I lead these two vastly different lives in a single afternoon. So how on earth did a food blogger become a Zumba Instructor?
Zumba is the latest fitness craze in Singapore which is essentially a dynamic and exciting exercise session, which incorporates dance and exercise moves to Latin and international music.
Many people took up the instructor course because it is really fun and effective in losing weight. The truth is, I signed up for it 5 years ago without knowing what it was. Yes, I just signed up. I am very fortunate to belong to the very first batch of instructors from Singapore taught by Zumba’s founder himself Beto Perez.
Friends who know me over the years can vouch that dancing is the last thing that I can do. I DON’T and CAN’T dance. I don’t club. I have two left feet. When the university hall/college/school needed people to dance, they would pick anybody BUT Daniel Ang. The reason is obvious – I am the school nerd. I can’t dance.
Huh? So how?
During the course of the workshop, Beto would pick people on stage to dance with him. Everybody but me. I told myself then that this would be my personal challenge – that I would become a good Zumba instructor.
Just to share, anybody can be certified to be a Zumba Instructor – you just need to go through a 3-day course.
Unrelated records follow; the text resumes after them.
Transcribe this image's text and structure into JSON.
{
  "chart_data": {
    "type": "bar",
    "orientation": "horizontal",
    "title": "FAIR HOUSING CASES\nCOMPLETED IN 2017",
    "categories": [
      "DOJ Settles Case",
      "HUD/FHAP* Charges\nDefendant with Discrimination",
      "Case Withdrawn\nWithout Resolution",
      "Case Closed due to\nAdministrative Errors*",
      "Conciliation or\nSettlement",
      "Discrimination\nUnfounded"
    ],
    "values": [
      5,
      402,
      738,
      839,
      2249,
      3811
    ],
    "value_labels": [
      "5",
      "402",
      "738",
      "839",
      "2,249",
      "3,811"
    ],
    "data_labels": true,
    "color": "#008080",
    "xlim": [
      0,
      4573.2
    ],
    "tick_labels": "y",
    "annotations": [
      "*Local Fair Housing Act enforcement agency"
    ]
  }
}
Similarly, anybody with a camera and basic writing skills can be a food blogger. But not anybody can be a good one, and I wanted to.
Many of my peers became Zumba instructor straight away. It took me more than a year later as I knew I was not ready. I went for many many many many classes. And team taught with every instructor down the list, even with the most popular ones Michael Thomas and David Velez. Even though the comparison on stage would be startling, I had to learn from the best. Criticisms were plenty, but I knew I could learn from them.
Of course there were many times I just wanted to give up.
I remember what my dear friend Ruri told me, “Daniel, precisely because you can’t dance, if you show that you can do it on stage, the members below will believe they can do it too.”
Five years later, I am teaching to extremely packed classes. Last I checked, there were more than 100 squeezed in a single studio. And it’s not like they didn’t have a choice. I guess they believed in me, and more importantly, in themselves.
I think about my current students who have so much potential, but give themselves excuses of not accomplishing something. “I am not good enough. I know my limits. I have failed so many times.” And this is what I will tell them – You are good enough. You are underestimating your limits. The next time you will pass.
For current Zumba instructors who may be going through my same struggles, here’s how I do it:
– Listen to the songs a thousand times. (I am not kidding when I say a thousand.)
– The best way to learn is from others.
– The class is never about yourself, it is about the people attending it.
– You are never good enough, because you can only be better.
Every time I walk into a class, I still get a little dazzled by the pure number of people who are there to support what I am doing. I thank each and every one of you – and you will have my promise I would work responsibly hard.
I am perhaps a living testimonial of this verse that I hold dearly to my heart, “My grace is sufficient for you, for my power is made perfect in weakness.”